For the tubes in the bundle:
Inner diameter = 2.16cm
Outer diameter = 2.67cm
Re_max = 10,000

The problem I'm having is in calculating the necessary number of tubes in the bundle to keep the Re low enough

I started by calculating the heat duty for the condensing steam:
h_f = 438 kJ/kg
h_fg = 2245 kJ/kg
h₁ = 438 + (0.90 * 2245) = 2458 kJ/kg
h₂ = 438 kJ/kg
Δh = 2458 - 438 = 2020 kJ/kg
Q = 4.38 * 2020 kJ/kg ≈ 8850 kJ/s = 8850 kW

Next, I calculated the necessary mass flow of the cooling water:
T_c = 293.15K
T_h = 296.5K
ΔT = (296.5-293.15) = 3.35K
C_p = 4.18 kJ/(kg*K)
8850 kJ/s = m * C_p * ΔT
8850 kJ/s = m * 4.18 kJ/(kg*K) * 3.35K
$\dot{m}$_water = 632kg/s

After I found $\dot{m}$_water I tried to calculate the maximum velocity in one tube based on the maximum reynolds number.
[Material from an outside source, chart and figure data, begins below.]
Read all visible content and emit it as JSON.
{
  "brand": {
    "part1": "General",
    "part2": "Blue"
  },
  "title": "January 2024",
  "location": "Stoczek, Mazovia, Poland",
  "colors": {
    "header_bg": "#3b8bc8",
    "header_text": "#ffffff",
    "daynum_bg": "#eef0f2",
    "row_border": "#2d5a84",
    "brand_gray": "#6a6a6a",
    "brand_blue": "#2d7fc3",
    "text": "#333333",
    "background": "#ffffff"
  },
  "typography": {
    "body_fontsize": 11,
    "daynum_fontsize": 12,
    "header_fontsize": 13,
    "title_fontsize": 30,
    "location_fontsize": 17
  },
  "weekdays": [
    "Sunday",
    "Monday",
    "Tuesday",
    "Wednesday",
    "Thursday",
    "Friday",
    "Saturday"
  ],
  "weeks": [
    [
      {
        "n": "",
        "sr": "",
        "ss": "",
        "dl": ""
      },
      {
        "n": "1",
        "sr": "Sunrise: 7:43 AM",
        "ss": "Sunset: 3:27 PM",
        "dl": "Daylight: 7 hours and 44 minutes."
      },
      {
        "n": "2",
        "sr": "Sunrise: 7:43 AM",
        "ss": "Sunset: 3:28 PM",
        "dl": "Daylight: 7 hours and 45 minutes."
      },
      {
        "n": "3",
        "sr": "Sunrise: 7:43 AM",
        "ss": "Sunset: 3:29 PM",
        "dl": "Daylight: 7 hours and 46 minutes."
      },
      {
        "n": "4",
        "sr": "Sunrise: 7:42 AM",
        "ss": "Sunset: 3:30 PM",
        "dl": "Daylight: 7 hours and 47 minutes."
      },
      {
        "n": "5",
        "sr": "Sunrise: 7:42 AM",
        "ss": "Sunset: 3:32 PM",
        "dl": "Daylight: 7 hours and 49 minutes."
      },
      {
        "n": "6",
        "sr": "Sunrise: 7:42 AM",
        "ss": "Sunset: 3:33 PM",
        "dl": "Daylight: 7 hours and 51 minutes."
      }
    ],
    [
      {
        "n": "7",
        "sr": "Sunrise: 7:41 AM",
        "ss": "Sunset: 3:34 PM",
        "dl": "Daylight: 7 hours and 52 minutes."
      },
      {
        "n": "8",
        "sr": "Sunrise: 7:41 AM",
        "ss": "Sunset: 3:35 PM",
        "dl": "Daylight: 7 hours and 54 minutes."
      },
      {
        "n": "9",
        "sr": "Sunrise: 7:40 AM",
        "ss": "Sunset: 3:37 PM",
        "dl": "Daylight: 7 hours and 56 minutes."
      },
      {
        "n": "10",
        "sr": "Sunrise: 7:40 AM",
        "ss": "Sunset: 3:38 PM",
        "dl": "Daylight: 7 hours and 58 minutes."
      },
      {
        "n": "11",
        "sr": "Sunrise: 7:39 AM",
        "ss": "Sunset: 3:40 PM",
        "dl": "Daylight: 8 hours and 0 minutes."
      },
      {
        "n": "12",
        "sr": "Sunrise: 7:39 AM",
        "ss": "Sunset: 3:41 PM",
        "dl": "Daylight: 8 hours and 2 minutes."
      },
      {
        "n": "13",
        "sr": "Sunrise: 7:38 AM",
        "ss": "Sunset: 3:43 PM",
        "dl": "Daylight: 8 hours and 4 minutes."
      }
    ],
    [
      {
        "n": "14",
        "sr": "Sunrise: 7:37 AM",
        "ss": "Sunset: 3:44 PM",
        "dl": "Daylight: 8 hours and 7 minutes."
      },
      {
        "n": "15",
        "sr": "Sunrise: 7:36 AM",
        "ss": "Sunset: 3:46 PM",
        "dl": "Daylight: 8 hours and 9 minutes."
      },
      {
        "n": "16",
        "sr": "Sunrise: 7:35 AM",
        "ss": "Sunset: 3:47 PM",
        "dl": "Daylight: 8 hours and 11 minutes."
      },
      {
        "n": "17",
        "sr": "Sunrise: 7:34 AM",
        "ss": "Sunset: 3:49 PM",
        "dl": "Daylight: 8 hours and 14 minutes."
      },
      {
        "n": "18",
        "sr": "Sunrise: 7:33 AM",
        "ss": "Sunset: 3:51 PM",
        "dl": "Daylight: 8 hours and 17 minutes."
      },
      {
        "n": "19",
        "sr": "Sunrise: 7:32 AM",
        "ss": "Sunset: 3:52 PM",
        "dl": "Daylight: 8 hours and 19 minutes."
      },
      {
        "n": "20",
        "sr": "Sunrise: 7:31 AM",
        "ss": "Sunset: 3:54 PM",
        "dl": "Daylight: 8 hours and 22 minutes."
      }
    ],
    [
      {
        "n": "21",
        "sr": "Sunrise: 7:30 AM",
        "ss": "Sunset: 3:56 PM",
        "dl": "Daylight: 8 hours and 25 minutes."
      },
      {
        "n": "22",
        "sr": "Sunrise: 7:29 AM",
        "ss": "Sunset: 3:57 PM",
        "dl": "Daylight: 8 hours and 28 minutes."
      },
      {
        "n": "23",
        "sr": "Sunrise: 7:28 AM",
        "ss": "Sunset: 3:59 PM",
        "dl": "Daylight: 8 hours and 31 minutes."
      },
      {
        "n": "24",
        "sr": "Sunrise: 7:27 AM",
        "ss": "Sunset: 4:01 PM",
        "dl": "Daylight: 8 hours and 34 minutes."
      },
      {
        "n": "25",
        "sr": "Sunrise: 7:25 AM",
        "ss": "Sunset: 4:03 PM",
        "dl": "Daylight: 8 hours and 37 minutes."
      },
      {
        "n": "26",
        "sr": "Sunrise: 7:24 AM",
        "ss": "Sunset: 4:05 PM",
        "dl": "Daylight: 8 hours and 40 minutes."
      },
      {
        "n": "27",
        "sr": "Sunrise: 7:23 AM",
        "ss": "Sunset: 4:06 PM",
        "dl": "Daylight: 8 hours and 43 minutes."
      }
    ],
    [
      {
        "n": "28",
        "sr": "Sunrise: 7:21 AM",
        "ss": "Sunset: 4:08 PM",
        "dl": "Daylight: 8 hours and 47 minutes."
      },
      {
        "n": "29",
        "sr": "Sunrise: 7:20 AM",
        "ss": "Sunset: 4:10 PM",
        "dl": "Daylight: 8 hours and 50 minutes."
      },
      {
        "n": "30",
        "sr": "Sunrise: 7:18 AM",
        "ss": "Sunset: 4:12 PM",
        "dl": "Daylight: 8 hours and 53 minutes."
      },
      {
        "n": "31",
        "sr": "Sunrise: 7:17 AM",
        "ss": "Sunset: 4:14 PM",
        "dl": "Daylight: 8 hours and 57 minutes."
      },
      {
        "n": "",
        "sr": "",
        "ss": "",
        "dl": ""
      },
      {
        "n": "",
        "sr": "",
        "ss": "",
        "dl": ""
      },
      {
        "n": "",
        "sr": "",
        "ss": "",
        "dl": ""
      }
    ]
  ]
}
This is where I think I went wrong. This is what I did.
Re_max = 10,000
L = Inner diameter = 2.16cm = 0.0216m
μ_water = 1.002 * 10^-3 kg/m*s
ρ_water = 998kg/m³
v_water = (Re * μ)/(ρ * L)
v_water = (10,000 * 1.002*10^-3) / ( 998kg/m³ * 0.0216m)
v_water = 0.46m/s

I thought that the velocity seemed pretty low, but I went even further to calculate the necessary number of tubes in the bundle:
$\dot{m}$_water = 632kg/s
v_water = 0.46m/s
ρ_water = 998kg/m³
A_required = $\dot{m}$_water/[ρ_water * v_water]
A_required = 632kg/s / [998kg/m * 0.46m/s]
A_required ≈ 1.38m² = 13,800cm

A_{one tube} = (pi/4)*(2.16cm)² = 3.66cm²

So the required number of tubes N_t would be
N_t = (13,800cm²)/(3.66²) ≈ 3770

This number that I'm getting is way beyond the number of tubes were are allowed to use, which supposed to be in the hundreds. I feel like my mistake is somewhere in my calculation of the velocity, but I've double and triple checked and can't find my mistake. Help would be greatly appreciated!

 

[Valkarie]

I think the problem is that you didn't take into account the total area of the bundle of tubes. The total area of a tube-in-shell condenser is actually the sum of the inner and outer diameters of the tubes. So you need to calculate the total area of the bundle instead of just the area of one tube. The total area of the bundle can be calculated as:Atotal = Nt * (pi/4) * (Douter2 - Dinner2)Where Nt is the number of tubes, Douter is the outer diameter of the tubes, and Dinner is the inner diameter of the tubes.Then you can calculate the velocity of the cooling water in the bundle using this equation:Vwater = \dot{m}water / [Atotal * ρwater]This should give you a much more reasonable velocity that you can use to calculate the number of tubes necessary to keep the Reynolds number below 10,000.